Philippe Katerine, un personnel inspiré et inspirant
James Darle délire-t-il seul, comme il s’en laisse l’opportunité auprès de “Salut C’est Cool” ? Il ne le revendiquera que difficilement: « La musique est une manière de s’exprimer, pas de délirer. Si tu t’exprimes en délire, tu fais de la musique d’un certain genre qui, en soi, n’apparaîtra pas non plus comme du délire. Le délire peut être drôle mais il peut aussi être mental, interne. L’on peut délirer mais être totalement éloigné des Patrick Sébastien ou Philippe Katerine. L’on peut délirer et se rapprocher de l’Américain Green Velvet ou dans un tout autre registre, à Jean-Sébastien Bach », lâche-t-il.
« Je souhaite une musique plus mentale et non seulement visuelle »
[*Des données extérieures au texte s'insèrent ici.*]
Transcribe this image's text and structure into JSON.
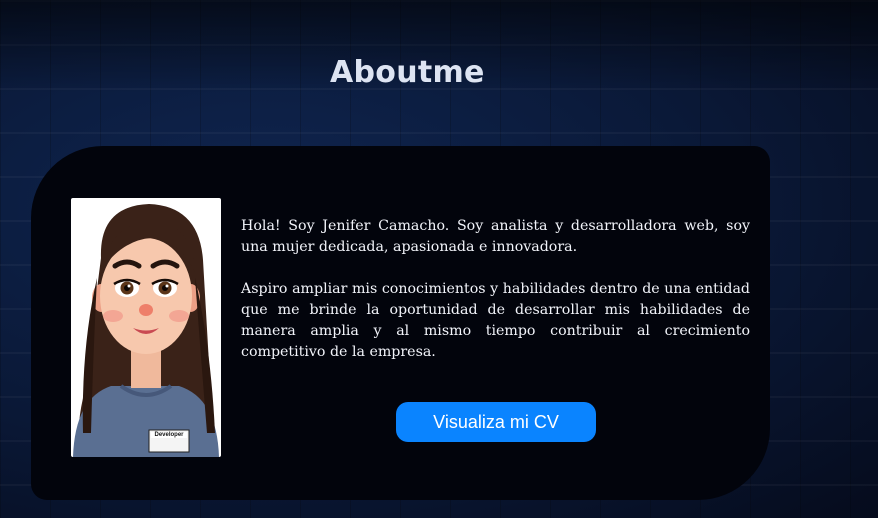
{
  "about": {
    "title": "Aboutme",
    "paragraphs": [
      "Hola! Soy Jenifer Camacho. Soy analista y desarrolladora web, soy una mujer dedicada, apasionada e innovadora.",
      "Aspiro ampliar mis conocimientos y habilidades dentro de una entidad que me brinde la oportunidad de desarrollar mis habilidades de manera amplia y al mismo tiempo contribuir al crecimiento competitivo de la empresa."
    ],
    "cv_button_label": "Visualiza mi CV",
    "avatar": {
      "icon": "developer-avatar-illustration",
      "badge_text": "Developer"
    }
  },
  "colors": {
    "page_background": "#0a1428",
    "card_background": "#02040c",
    "button": "#0a84ff",
    "title_text": "#dde4f2"
  }
}
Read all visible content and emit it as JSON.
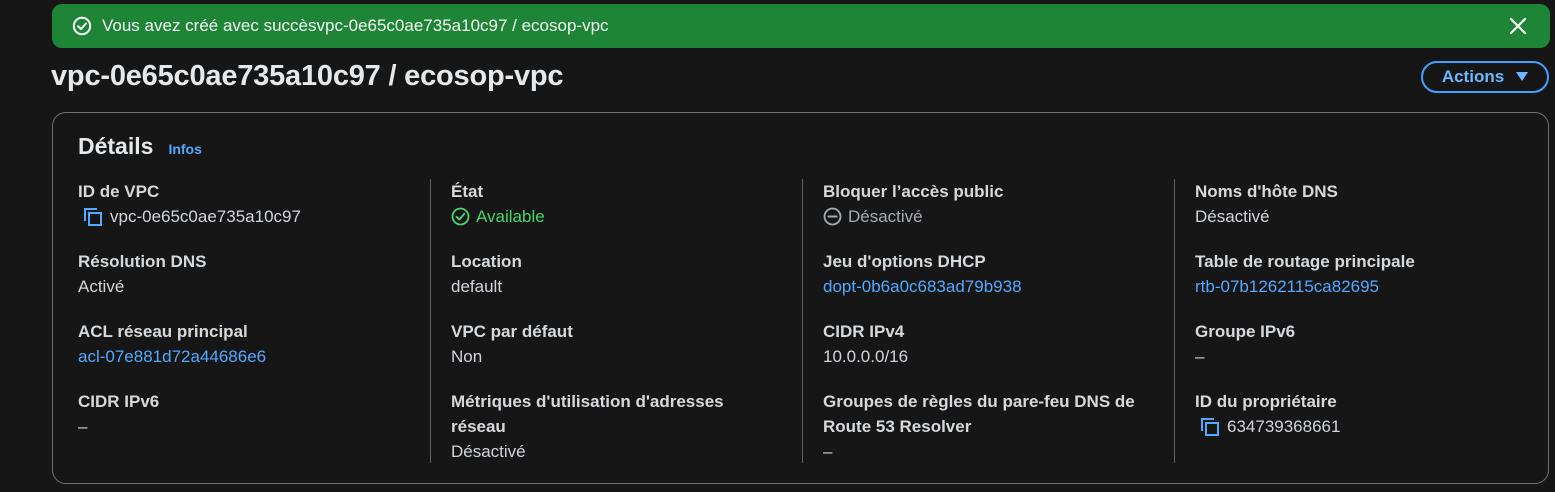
{
  "flash": {
    "message": "Vous avez créé avec succèsvpc-0e65c0ae735a10c97 / ecosop-vpc",
    "status_color": "#1e8537"
  },
  "header": {
    "title": "vpc-0e65c0ae735a10c97 / ecosop-vpc",
    "actions_label": "Actions"
  },
  "details": {
    "title": "Détails",
    "info_label": "Infos",
    "columns": [
      {
        "fields": [
          {
            "label": "ID de VPC",
            "value": "vpc-0e65c0ae735a10c97",
            "icon": "copy-icon"
          },
          {
            "label": "Résolution DNS",
            "value": "Activé"
          },
          {
            "label": "ACL réseau principal",
            "value": "acl-07e881d72a44686e6",
            "link": true
          },
          {
            "label": "CIDR IPv6",
            "value": "–"
          }
        ]
      },
      {
        "fields": [
          {
            "label": "État",
            "value": "Available",
            "icon": "check-circle-icon",
            "status_color": "#46d66a"
          },
          {
            "label": "Location",
            "value": "default"
          },
          {
            "label": "VPC par défaut",
            "value": "Non"
          },
          {
            "label": "Métriques d'utilisation d'adresses réseau",
            "value": "Désactivé"
          }
        ]
      },
      {
        "fields": [
          {
            "label": "Bloquer l’accès public",
            "value": "Désactivé",
            "icon": "minus-circle-icon"
          },
          {
            "label": "Jeu d'options DHCP",
            "value": "dopt-0b6a0c683ad79b938",
            "link": true
          },
          {
            "label": "CIDR IPv4",
            "value": "10.0.0.0/16"
          },
          {
            "label": "Groupes de règles du pare-feu DNS de Route 53 Resolver",
            "value": "–"
          }
        ]
      },
      {
        "fields": [
          {
            "label": "Noms d'hôte DNS",
            "value": "Désactivé"
          },
          {
            "label": "Table de routage principale",
            "value": "rtb-07b1262115ca82695",
            "link": true
          },
          {
            "label": "Groupe IPv6",
            "value": "–"
          },
          {
            "label": "ID du propriétaire",
            "value": "634739368661",
            "icon": "copy-icon"
          }
        ]
      }
    ]
  },
  "colors": {
    "link": "#53a8ff",
    "background": "#161616",
    "accent": "#42a2ff"
  }
}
Néanmoins, il y a du Philippe Katerine chez James Darle. Sa folie, son insouciance, sa tranquillité d’esprit: « Philippe Katerine est un artiste très personnel, ses productions étant créées dans sa chambre puis dévoilées au public. Et c’est vers cela que, finalement, ma musique veut tendre. J’ai envie que l’on voit mes nouveaux projets comme une marque de ma personnalité. “Oh ! Voilà ce bon vieux James, qu’a-t-il fait de nouveaux aujourd’hui ?”. Des productions que l’on peut juger parfois intéressantes, parfois un peu faibles mais toujours issues d’une même main, la mienne. » Nul doute, James Darle cherche immanquablement à apposer sa signature sur les productions qu’il invite à diffusion auprès d’un public, averti ou tout simplement curieux. « Ma musique se vit », explique-t-il avant de réfléchir. Réfléchir sur une tendance plus posée, moins alternative que voulue initialement. Une production élargie à ce qu’il envisageait tendre il y a peu vers un funk plus emprunt de touches de jazz: « J’ai été voir pas mal de groupes un peu jazzy, groovy, parfois même débranchés, déconnectés de l’ordinateur. Et je commence de plus en plus à y voir de l’intérêt et je souhaiterais me réinventer dans ces genres-ci, faits pour la nuit, la danse, la progression. Une musique plus mentale, et non seulement visuelle. » À défaut de se démarquer plus longuement de “Salut C’est Cool”, James Darle ne ferme pas la porte à une réinvention de son style personnel. Plus dans le rationnel et moins dans le surréalisme ? À étudier.